I should explain at this point that I don't actually use my debit card unless I have to. Everything I buy on a day-to-day basis is bought using my credit card. Why? When I use my credit card I get points, and at the end of the month I pay off the card in full. I don't see the point in using my debit card when I am rewarded for using credit. So that's that. Let's continue.


Unfortunately my cash free life came back to bite me the evening of my old housemates birthday. Leaving the bar after birthday drinks I found myself in desperate need of something greasy.

I wandered into the nearest takeaway on my route home and ordered a delicious portion of cheesy chips. Pulling out my card did not go down well.

"Sorry, we don't take card".


I told them not to bother and decided to set myself a mission. My mission was to find some takeway food on the mile walk home (through the centre of town) using only my credit card.

Plan B

I tried to source food at 5 different food places on my route, all of which turned me away at the sight of my card. I was often pointed to the nearest cash machine, which would be costly with a credit card.

Reaching the 100 metre mark to my flat I accepted my fate and wandered into Subway and placed my order.

"Sorry mate, it's cash only tonight, is that okay?"

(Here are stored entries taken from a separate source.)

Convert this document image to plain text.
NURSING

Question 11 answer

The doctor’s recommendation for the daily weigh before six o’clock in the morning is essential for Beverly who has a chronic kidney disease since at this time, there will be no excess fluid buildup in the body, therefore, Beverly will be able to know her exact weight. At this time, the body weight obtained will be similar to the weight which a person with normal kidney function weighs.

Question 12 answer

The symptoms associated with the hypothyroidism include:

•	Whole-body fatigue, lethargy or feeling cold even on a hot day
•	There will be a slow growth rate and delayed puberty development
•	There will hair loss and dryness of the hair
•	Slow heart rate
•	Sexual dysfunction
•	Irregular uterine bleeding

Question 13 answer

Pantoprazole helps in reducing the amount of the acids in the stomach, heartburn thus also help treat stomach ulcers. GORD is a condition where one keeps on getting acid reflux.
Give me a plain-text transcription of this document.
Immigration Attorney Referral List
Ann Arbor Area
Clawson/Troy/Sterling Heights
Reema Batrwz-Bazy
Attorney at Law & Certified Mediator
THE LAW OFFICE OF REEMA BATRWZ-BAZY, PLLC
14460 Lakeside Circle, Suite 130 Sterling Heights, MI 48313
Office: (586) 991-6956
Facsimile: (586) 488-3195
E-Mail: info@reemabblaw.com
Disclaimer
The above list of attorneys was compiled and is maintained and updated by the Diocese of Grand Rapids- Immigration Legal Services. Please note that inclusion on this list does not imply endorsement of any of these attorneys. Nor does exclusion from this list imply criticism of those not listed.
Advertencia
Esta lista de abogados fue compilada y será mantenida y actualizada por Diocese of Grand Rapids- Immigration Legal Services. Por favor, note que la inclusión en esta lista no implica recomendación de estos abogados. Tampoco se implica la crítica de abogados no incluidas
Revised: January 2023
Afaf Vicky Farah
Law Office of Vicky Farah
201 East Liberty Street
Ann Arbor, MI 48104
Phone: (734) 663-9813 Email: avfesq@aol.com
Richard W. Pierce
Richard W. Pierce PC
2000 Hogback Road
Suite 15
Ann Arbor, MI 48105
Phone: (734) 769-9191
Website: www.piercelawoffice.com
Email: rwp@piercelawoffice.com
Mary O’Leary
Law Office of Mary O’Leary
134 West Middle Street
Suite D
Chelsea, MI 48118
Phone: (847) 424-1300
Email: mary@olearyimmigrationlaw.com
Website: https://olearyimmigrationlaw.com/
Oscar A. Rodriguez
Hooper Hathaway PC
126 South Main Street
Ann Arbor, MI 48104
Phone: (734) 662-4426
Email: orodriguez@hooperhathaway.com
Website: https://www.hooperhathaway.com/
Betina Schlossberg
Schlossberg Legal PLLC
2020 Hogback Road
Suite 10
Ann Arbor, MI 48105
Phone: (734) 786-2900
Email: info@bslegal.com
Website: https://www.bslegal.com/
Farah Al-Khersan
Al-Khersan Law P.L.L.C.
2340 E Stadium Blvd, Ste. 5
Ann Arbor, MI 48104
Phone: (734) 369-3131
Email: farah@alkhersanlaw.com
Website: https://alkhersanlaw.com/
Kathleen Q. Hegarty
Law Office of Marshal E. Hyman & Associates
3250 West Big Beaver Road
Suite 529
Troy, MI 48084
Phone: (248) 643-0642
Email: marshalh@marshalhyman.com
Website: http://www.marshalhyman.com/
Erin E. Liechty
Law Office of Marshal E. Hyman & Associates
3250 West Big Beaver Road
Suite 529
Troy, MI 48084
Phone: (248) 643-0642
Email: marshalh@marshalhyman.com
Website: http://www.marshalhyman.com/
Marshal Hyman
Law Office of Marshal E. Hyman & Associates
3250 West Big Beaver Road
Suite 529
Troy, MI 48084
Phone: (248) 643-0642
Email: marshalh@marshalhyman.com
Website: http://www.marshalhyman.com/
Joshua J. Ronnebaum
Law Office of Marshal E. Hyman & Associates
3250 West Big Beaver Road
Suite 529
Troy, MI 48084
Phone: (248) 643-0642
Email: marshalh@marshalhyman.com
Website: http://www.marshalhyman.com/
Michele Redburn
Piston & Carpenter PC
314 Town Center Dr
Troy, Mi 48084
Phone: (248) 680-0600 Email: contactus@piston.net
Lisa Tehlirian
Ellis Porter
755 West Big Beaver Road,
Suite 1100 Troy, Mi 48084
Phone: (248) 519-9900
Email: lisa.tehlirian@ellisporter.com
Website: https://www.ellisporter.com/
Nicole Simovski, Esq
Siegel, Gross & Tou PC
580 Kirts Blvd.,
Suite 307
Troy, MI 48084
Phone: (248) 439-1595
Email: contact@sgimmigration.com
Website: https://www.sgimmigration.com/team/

My response looked something like this.

I accepted defeat at the final takeaway between subway and my flat. I ordered a small chicken wrap and was told that they accept card as long as the order is over £5. Apparently my order was £5, but they still charge 50p to pay by card. I walked away £5.50 worse off, with the least desirable chicken wrap I've ever had.

But I didn't use cash

7 Months in review

7 Months later I find that the cash free struggle is as strong as it was back when I started this mission. I can't order ice cream without a 30p charge. I can't pick up anything at my local corner shop, because they don't take card. I can't go for drinks with my work colleauges at the local by work, because they don't take card. I can't take the bus without buying a set of 10 pre-paid journeys for a key card. I can't take a taxi without paying the minimum card amount of £10 plus their £2-3 card fee.

I will always visit a smaller local business first for things that I need, but more often than not I glance the 20 year old till as I walk through the door and quickly turn around to go to my local supermarket where I know I can pay easily and without charge.

There is no end to the number of different card machines that business owners can sign their store up to. Hell, you can even get ones that clip onto your iPhone to take payments anywhere, but they just don't seem to be taking off. I can only assume the charges on transactions are too much for the smaller businesses to absorb.


I know that my mission may sound alien to some, but I'm sticking at it. I'm convinced the day will come that we abolish physical money all together. I think its a very long way away but until then I'm going to carry on trying my hardest to forget that it even exists.